“I don’t want to be rude or sarcastic,” he implored rudely and sarcastically, a pretentious smirk materializing, “but for hospital medicine to be considered a specialty, don’t you need to do something ‘special’?”
As I spun my internal Rolodex of responses for a setting-appropriate rebuttal, he exchanged knowing glances with the group of grizzled subspecialist academics surrounding him. The crowd, sensing its young prey was cornered, looked on with pitch-forked stares. The prey, sweaty-palmed and tachycardic, made a valiant yet ultimately futile attempt to stave off the questioner.
This exchange came during the question-and-answer portion of a medical grand rounds presentation that I made as a visiting professor at a major academic medical center many years ago. I was asked to talk about the growing specialty of HM, then a relatively new concept to the starched white coats in the academic ivory tower. To be fair, my interpretation of this interaction might be tainted by transference of an early-career inferiority complex. The inquiry had more than a kernel of legitimacy. Is HM really anything special? That query has lived with me for years in the form of a running internal discussion I’ve had with that questioner’s visage.
A Hospitalist is Born
I distinctly remember the day I became a hospitalist. Unlike for most of you, it wasn’t the day I began practicing as a hospitalist. Rather, it was about two years after I started, when my boss dropped off a brochure to join the National Association of Inpatient Physicians (NAIP). “You should probably join this group, whatever it is,” my nonhospitalist boss said dismissively. I nodded my head approvingly, my face contorting into a deferential and admiring look that indicated appreciation for the boss’s all-knowing greatness (note to my hospitalist group: Read that last sentence again). Moments later, I accessed this group’s Web page and found that the position I’d really been filling, what we called “attending on the medical wards 10 months a year,” was called a “hospitalist.”
OK, I had a name.
But was I special?
Growing Up and Finding Our ‘Disease’
Over the ensuing years, NAIP became SHM, HM textbooks were written, national and local CME meetings sprouted up, and a newsmagazine (this one) and medical journal for hospitalists (Journal of Hospital Medicine) were born.

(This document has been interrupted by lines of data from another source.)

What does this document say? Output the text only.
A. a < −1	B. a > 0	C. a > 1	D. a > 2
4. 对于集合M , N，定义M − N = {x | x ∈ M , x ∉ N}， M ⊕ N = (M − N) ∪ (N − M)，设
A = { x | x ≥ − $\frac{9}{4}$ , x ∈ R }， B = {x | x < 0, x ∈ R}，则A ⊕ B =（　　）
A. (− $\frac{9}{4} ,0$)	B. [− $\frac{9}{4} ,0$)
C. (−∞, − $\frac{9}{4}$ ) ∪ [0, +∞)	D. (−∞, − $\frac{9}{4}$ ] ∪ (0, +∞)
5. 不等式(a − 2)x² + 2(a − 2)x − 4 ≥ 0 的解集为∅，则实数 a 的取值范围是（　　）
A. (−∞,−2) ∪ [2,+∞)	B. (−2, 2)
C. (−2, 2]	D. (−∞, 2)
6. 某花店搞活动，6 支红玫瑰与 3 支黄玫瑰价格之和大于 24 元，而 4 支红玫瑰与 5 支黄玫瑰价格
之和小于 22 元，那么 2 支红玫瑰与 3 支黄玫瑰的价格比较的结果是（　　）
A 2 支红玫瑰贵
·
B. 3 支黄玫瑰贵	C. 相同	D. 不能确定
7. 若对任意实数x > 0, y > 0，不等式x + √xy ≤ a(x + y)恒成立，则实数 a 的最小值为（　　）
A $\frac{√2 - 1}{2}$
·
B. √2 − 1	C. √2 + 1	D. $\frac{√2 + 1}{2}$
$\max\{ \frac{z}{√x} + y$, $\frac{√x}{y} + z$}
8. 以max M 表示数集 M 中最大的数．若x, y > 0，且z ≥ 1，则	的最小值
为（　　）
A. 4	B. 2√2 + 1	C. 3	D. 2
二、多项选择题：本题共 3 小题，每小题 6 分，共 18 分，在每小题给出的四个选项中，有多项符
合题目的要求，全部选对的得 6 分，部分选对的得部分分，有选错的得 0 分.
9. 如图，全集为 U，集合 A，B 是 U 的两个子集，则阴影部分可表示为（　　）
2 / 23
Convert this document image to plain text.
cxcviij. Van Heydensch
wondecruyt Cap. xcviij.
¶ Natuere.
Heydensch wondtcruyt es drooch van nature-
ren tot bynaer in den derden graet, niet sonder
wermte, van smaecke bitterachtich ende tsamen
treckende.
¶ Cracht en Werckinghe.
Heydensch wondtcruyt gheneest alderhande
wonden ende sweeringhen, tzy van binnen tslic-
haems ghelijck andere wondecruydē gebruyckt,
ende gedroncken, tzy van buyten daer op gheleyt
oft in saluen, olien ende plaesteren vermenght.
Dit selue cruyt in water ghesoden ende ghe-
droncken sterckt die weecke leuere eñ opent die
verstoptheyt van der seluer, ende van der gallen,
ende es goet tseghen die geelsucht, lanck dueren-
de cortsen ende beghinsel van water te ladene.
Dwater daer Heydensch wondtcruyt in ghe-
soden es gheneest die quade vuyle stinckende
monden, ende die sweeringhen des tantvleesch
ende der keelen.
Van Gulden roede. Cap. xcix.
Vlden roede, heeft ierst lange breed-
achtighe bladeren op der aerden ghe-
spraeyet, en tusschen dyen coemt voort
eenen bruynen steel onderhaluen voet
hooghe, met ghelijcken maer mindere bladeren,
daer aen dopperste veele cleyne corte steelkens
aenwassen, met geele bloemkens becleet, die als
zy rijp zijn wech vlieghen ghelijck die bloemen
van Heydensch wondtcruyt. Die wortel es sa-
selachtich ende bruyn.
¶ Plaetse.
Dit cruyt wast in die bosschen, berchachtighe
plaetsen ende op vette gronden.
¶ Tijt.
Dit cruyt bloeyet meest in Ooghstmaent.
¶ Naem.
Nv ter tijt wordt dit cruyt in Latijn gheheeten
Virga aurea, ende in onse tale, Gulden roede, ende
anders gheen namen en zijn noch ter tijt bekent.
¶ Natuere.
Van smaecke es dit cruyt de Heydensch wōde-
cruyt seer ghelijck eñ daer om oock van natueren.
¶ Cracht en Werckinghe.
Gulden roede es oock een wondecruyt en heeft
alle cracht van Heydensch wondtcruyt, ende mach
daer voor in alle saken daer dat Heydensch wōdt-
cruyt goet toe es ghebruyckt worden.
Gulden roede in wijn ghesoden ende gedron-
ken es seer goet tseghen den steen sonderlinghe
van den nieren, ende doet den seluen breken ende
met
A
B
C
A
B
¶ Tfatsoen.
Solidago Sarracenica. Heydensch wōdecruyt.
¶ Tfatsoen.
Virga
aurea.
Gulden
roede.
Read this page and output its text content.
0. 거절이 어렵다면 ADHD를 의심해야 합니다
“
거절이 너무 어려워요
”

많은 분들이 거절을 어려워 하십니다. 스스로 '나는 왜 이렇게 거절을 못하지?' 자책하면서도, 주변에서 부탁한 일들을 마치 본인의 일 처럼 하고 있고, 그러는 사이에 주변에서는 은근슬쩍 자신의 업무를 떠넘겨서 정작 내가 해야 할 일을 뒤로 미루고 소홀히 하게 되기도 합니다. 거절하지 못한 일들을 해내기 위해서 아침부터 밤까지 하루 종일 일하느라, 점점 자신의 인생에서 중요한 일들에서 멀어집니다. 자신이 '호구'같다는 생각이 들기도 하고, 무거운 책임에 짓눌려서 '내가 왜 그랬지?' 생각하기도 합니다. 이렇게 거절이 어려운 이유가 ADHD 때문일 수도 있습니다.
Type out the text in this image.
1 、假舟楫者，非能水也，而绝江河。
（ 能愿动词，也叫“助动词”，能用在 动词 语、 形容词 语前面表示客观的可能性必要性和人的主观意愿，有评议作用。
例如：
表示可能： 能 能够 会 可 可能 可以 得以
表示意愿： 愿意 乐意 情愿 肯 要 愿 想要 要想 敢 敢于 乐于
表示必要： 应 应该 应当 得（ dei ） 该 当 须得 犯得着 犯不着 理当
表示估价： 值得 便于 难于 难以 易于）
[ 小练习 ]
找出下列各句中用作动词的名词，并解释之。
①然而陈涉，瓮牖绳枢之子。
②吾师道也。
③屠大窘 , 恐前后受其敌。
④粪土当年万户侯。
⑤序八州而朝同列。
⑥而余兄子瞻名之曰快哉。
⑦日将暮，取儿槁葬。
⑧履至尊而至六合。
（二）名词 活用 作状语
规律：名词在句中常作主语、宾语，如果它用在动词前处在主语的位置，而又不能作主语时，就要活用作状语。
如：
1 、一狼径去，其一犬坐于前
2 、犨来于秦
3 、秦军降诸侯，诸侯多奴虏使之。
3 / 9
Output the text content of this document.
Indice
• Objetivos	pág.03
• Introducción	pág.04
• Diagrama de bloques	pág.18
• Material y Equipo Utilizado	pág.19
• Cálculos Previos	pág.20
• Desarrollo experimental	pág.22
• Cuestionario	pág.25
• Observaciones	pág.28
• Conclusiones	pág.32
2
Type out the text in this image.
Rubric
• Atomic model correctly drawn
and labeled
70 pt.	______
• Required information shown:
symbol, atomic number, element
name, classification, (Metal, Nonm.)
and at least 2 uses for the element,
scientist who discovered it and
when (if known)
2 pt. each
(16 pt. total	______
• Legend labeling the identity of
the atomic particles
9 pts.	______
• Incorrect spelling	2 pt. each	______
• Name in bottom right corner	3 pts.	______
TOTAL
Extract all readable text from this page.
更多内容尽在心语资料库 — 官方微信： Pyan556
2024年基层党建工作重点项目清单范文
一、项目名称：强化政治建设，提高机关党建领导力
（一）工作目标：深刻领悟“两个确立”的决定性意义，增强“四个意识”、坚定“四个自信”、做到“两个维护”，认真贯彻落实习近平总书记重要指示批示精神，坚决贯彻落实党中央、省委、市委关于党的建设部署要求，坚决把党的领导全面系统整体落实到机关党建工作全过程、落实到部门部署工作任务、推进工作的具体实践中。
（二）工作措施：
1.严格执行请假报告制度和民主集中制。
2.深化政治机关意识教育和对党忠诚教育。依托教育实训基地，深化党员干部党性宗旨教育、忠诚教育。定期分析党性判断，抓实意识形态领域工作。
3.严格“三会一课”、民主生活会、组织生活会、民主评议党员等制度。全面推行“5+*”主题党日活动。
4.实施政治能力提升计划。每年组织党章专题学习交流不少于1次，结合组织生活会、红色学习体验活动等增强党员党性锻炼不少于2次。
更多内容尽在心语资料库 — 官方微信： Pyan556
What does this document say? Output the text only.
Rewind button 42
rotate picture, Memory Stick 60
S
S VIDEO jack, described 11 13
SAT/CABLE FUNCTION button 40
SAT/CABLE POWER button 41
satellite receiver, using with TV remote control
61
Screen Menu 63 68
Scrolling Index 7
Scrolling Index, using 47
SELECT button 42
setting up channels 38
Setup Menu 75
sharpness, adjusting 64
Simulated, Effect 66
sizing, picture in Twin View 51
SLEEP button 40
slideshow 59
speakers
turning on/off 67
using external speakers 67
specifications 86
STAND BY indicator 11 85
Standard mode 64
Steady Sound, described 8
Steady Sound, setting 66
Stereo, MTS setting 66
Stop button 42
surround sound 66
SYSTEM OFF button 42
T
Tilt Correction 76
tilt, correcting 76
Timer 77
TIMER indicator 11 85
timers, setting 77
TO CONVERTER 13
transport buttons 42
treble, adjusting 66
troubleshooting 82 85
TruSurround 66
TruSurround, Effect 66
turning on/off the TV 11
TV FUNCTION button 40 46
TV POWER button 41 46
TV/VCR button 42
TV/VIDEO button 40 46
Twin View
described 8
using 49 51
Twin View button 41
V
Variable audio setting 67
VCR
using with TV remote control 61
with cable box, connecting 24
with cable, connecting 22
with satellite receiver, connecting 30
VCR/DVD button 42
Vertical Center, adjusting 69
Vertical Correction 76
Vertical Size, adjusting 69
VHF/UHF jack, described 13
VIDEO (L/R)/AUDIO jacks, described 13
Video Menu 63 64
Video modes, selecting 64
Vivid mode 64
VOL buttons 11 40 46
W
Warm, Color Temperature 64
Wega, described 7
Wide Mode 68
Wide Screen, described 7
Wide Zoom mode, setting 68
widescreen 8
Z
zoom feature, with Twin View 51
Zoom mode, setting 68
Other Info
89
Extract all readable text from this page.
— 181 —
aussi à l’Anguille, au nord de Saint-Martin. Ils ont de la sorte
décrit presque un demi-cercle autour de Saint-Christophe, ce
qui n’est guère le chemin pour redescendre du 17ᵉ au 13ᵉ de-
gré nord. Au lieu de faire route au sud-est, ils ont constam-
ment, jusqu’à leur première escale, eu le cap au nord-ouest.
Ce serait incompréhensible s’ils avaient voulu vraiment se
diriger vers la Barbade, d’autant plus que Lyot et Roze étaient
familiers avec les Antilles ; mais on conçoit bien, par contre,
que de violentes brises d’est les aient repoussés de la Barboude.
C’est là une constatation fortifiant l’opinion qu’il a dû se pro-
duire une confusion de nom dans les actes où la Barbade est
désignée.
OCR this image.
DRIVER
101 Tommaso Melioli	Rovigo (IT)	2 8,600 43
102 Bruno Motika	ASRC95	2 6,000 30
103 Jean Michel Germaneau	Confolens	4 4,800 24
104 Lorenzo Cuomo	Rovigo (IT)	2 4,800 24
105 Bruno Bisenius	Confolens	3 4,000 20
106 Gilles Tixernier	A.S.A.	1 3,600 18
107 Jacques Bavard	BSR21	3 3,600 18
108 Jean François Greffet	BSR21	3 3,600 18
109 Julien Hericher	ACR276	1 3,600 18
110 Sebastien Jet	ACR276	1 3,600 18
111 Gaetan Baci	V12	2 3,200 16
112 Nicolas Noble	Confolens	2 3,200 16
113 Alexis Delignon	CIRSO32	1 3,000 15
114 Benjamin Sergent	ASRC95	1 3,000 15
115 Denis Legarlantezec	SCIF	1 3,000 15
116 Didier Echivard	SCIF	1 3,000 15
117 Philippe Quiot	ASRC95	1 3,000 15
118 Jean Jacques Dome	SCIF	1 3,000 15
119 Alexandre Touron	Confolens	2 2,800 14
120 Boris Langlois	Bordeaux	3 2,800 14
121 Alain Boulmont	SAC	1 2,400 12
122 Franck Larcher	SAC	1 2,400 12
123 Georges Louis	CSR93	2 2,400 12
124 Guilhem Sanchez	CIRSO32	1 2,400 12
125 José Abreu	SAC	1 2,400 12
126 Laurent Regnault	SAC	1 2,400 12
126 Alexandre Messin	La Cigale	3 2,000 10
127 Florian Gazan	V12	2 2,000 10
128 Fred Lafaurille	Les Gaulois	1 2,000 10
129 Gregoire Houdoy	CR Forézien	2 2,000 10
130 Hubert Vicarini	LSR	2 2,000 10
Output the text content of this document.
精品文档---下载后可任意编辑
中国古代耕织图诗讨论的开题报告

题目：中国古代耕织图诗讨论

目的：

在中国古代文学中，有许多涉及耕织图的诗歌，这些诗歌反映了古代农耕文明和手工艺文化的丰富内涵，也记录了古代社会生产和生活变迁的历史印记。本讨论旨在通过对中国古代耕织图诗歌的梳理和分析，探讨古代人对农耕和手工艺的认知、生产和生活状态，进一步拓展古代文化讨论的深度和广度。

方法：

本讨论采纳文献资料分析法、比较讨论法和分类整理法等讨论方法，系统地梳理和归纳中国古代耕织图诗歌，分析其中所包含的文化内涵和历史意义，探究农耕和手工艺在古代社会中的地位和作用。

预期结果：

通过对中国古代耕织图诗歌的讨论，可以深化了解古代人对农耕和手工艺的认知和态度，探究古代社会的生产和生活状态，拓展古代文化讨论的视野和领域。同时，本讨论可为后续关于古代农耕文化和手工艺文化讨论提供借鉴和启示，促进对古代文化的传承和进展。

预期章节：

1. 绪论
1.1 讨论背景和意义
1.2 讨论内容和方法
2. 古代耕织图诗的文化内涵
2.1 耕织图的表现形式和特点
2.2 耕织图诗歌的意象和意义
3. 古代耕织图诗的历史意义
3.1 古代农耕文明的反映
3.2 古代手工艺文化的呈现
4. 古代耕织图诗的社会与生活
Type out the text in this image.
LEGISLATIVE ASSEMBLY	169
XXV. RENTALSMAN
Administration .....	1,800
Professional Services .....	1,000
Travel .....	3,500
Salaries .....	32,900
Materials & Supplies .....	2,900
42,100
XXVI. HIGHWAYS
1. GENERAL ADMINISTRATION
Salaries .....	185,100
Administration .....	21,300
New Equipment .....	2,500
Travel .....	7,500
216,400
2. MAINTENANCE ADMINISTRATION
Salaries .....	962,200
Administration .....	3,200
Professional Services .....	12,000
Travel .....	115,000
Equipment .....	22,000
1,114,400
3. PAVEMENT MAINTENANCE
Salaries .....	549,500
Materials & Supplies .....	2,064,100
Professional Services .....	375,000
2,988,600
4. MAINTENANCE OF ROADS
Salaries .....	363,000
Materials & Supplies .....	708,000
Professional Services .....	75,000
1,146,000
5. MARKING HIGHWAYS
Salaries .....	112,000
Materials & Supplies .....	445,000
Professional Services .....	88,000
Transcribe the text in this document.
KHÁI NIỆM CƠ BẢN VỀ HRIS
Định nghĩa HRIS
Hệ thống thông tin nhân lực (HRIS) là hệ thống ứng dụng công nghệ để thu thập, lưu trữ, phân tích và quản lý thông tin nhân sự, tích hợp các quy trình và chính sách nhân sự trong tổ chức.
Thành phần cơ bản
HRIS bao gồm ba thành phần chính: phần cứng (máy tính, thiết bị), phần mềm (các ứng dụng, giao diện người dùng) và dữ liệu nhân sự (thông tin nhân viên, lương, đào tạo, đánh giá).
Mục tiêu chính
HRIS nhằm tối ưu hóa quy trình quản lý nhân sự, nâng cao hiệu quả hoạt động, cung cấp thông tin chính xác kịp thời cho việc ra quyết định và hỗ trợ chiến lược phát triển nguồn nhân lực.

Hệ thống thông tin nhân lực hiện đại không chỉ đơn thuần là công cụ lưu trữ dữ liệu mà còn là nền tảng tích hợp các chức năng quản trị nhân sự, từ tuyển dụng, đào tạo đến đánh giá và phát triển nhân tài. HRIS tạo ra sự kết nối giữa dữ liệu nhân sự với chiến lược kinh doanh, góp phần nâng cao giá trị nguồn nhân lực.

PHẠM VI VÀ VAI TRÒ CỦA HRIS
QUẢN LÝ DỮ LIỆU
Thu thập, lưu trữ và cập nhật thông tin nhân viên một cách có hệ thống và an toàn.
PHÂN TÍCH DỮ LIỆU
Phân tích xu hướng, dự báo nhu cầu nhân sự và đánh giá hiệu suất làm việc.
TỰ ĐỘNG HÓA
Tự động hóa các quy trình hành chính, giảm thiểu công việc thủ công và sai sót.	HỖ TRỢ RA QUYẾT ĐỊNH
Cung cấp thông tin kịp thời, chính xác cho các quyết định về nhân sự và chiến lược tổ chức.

“That’s terrific,” my imaginary grand rounds visage patronizes, “but a specialty needs more than a few people. It needs a critical mass of providers.”
By the beginning of this decade, the number of hospitalists had surpassed the number of practitioners in such time-honored specialties as geriatrics, critical care, and infectious diseases. By 2005, estimates had hospitalists trumping the number of cardiology and emergency medicine doctors. It is likely that the next decade will see the field mushroom to as many as 50,000, even 70,000, providers.
“But you don’t ‘own’ a disease,” exclaims the organ-centric visage. “You can’t be a specialty without ‘owning’ something.”
About five years ago, SHM decided to embrace VTE as a “hospitalist disease.” For sure, we treat the vast majority of pulmonary embolisms and DVTs, and we are best positioned to prevent the hospital-acquired variants. This, along with the realization that hospitalists care for the vast majority of myocardial infarctions, pneumonia, and stroke cases, provided us several diseases to “own,” or at least share with our subspecialist colleagues. The past decade has seen hospitalists take—and eventually run with—the QI and patient-safety baton. These are not diseases per se, but efforts poised to define the next generation of U.S. healthcare.